Leucopogon fimbriatus is a species of flowering plant in the heath family Ericaceae and is endemic to the south-west of Western Australia. It is a bushy, erect or sprawling shrub with overlapping egg-shaped or oblong leaves and spikes of tube-shaped white flowers on the ends of branches.

==Description==
Leucopogon fimbriatus is a bushy, erect or sprawling, densely-branched shrub that typically grows to a height of 0.15–1 m, its branches covered with soft hairs. The leaves overlap each other and are erect, egg-shaped or oblong, and usually less than 2.1 mm long. The flowers are arranged on the ends of branches in dense spikes of a few flowers with leaf-like bracts and broad, keeled bracteoles at the base. The sepals are about 2 mm long and the petals white, about 4 mm long, the lobes longer than the petal tube.

==Taxonomy==
Leucopogon fimbriatus was first formally described in 1859 by Sergei Sergeyevich Sheglejev in the Bulletin de la Société impériale des naturalistes de Moscou from specimens collected by James Drummond. The specific epithet (fimbriatus) means "fringed", referring to the leaves.

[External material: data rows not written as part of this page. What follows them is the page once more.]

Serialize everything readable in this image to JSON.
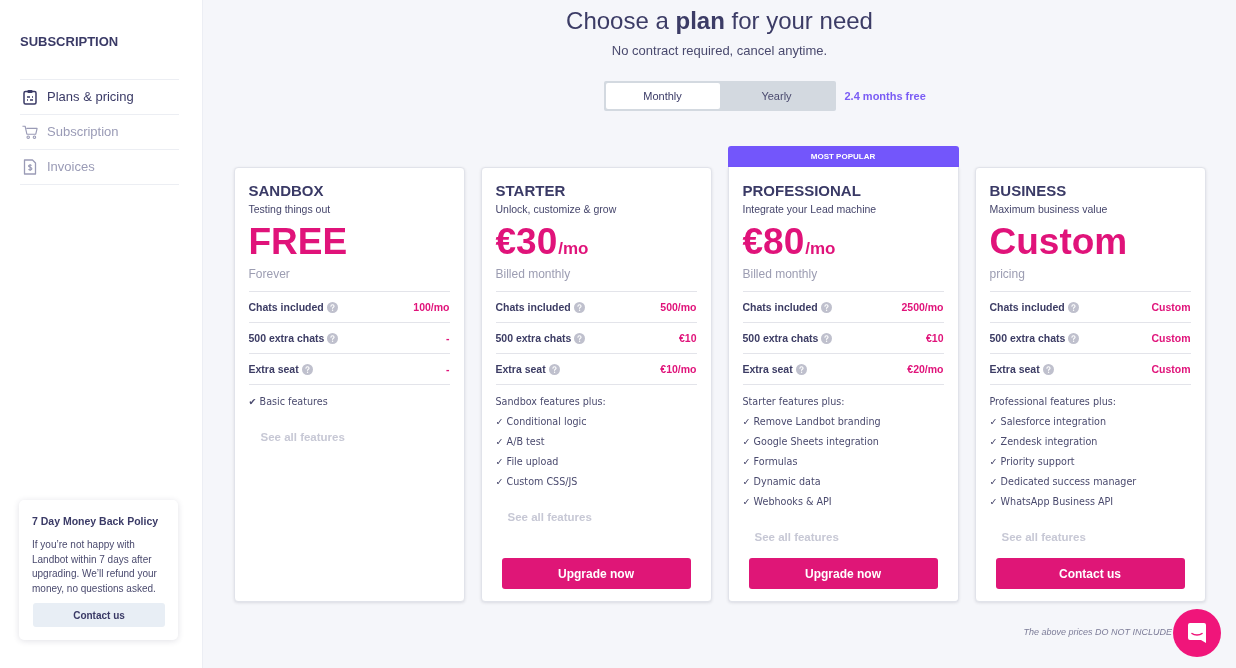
{
  "sidebar": {
    "title": "SUBSCRIPTION",
    "items": [
      {
        "label": "Plans & pricing",
        "selected": true
      },
      {
        "label": "Subscription",
        "selected": false
      },
      {
        "label": "Invoices",
        "selected": false
      }
    ],
    "policy": {
      "title": "7 Day Money Back Policy",
      "text": "If you’re not happy with Landbot within 7 days after upgrading. We’ll refund your money, no questions asked.",
      "button": "Contact us"
    }
  },
  "header": {
    "title": "Choose a **plan** for your need",
    "subtitle": "No contract required, cancel anytime."
  },
  "billing_toggle": {
    "options": [
      {
        "label": "Monthly",
        "selected": true
      },
      {
        "label": "Yearly",
        "selected": false
      }
    ],
    "note": "2.4 months free"
  },
  "plans": [
    {
      "name": "SANDBOX",
      "tagline": "Testing things out",
      "price": "FREE",
      "period": "Forever",
      "limits": [
        {
          "label": "Chats included",
          "value": "100/mo"
        },
        {
          "label": "500 extra chats",
          "value": "-"
        },
        {
          "label": "Extra seat",
          "value": "-"
        }
      ],
      "features": [
        "✔ Basic features"
      ],
      "see_all": "See all features"
    },
    {
      "name": "STARTER",
      "tagline": "Unlock, customize & grow",
      "price": "€30",
      "unit": "/mo",
      "period": "Billed monthly",
      "limits": [
        {
          "label": "Chats included",
          "value": "500/mo"
        },
        {
          "label": "500 extra chats",
          "value": "€10"
        },
        {
          "label": "Extra seat",
          "value": "€10/mo"
        }
      ],
      "features_intro": "Sandbox features plus:",
      "features": [
        "✓ Conditional logic",
        "✓ A/B test",
        "✓ File upload",
        "✓ Custom CSS/JS"
      ],
      "see_all": "See all features",
      "button": "Upgrade now"
    },
    {
      "badge": "MOST POPULAR",
      "name": "PROFESSIONAL",
      "tagline": "Integrate your Lead machine",
      "price": "€80",
      "unit": "/mo",
      "period": "Billed monthly",
      "limits": [
        {
          "label": "Chats included",
          "value": "2500/mo"
        },
        {
          "label": "500 extra chats",
          "value": "€10"
        },
        {
          "label": "Extra seat",
          "value": "€20/mo"
        }
      ],
      "features_intro": "Starter features plus:",
      "features": [
        "✓ Remove Landbot branding",
        "✓ Google Sheets integration",
        "✓ Formulas",
        "✓ Dynamic data",
        "✓ Webhooks & API"
      ],
      "see_all": "See all features",
      "button": "Upgrade now"
    },
    {
      "name": "BUSINESS",
      "tagline": "Maximum business value",
      "price": "Custom",
      "period": "pricing",
      "limits": [
        {
          "label": "Chats included",
          "value": "Custom"
        },
        {
          "label": "500 extra chats",
          "value": "Custom"
        },
        {
          "label": "Extra seat",
          "value": "Custom"
        }
      ],
      "features_intro": "Professional features plus:",
      "features": [
        "✓ Salesforce integration",
        "✓ Zendesk integration",
        "✓ Priority support",
        "✓ Dedicated success manager",
        "✓ WhatsApp Business API"
      ],
      "see_all": "See all features",
      "button": "Contact us"
    }
  ],
  "footer_note": "The above prices DO NOT INCLUDE"
}
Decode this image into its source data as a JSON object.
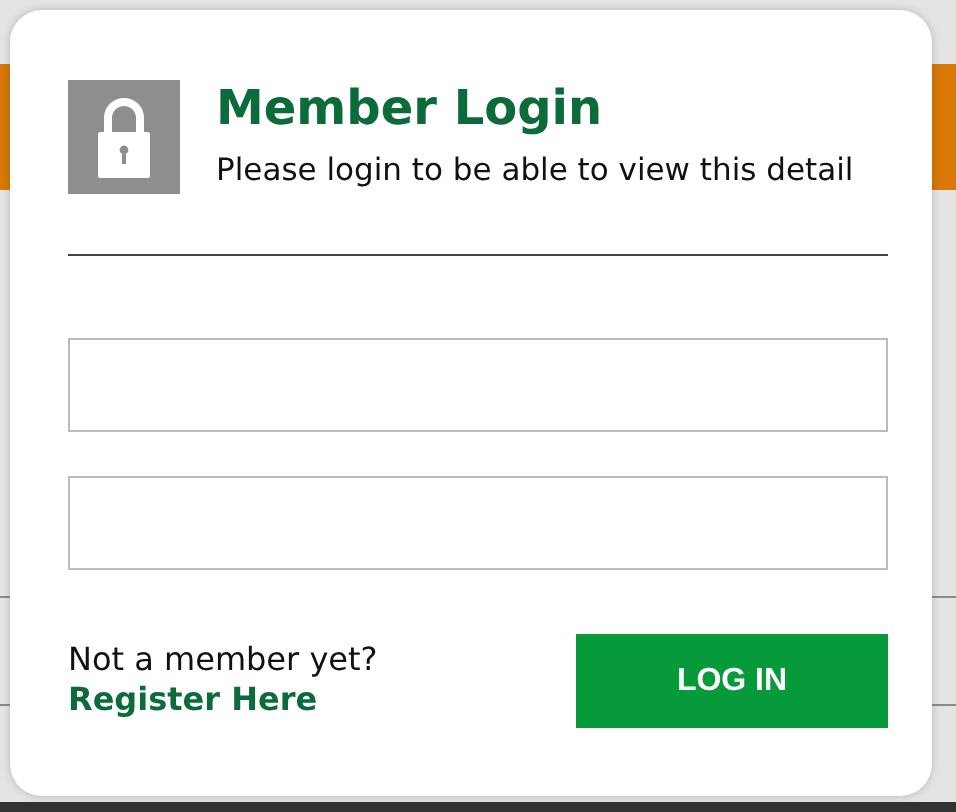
{
  "dialog": {
    "title": "Member Login",
    "subtitle": "Please login to be able to view this detail",
    "fields": [
      {
        "kind": "input"
      },
      {
        "kind": "input"
      }
    ],
    "prompt": "Not a member yet?",
    "register_link": "Register Here",
    "login_button": "LOG IN"
  }
}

==Distribution and habitat==
This leucopogon often grows in sandy soil and occurs in the Avon Wheatbelt, Coolgardie, Esperance Plains, Jarrah Forest and Mallee bioregions of south-western Western Australia.

==Conservation status==
Leucopogon fimbriatus is listed as "not threatened" by the Government of Western Australia Department of Biodiversity, Conservation and Attractions.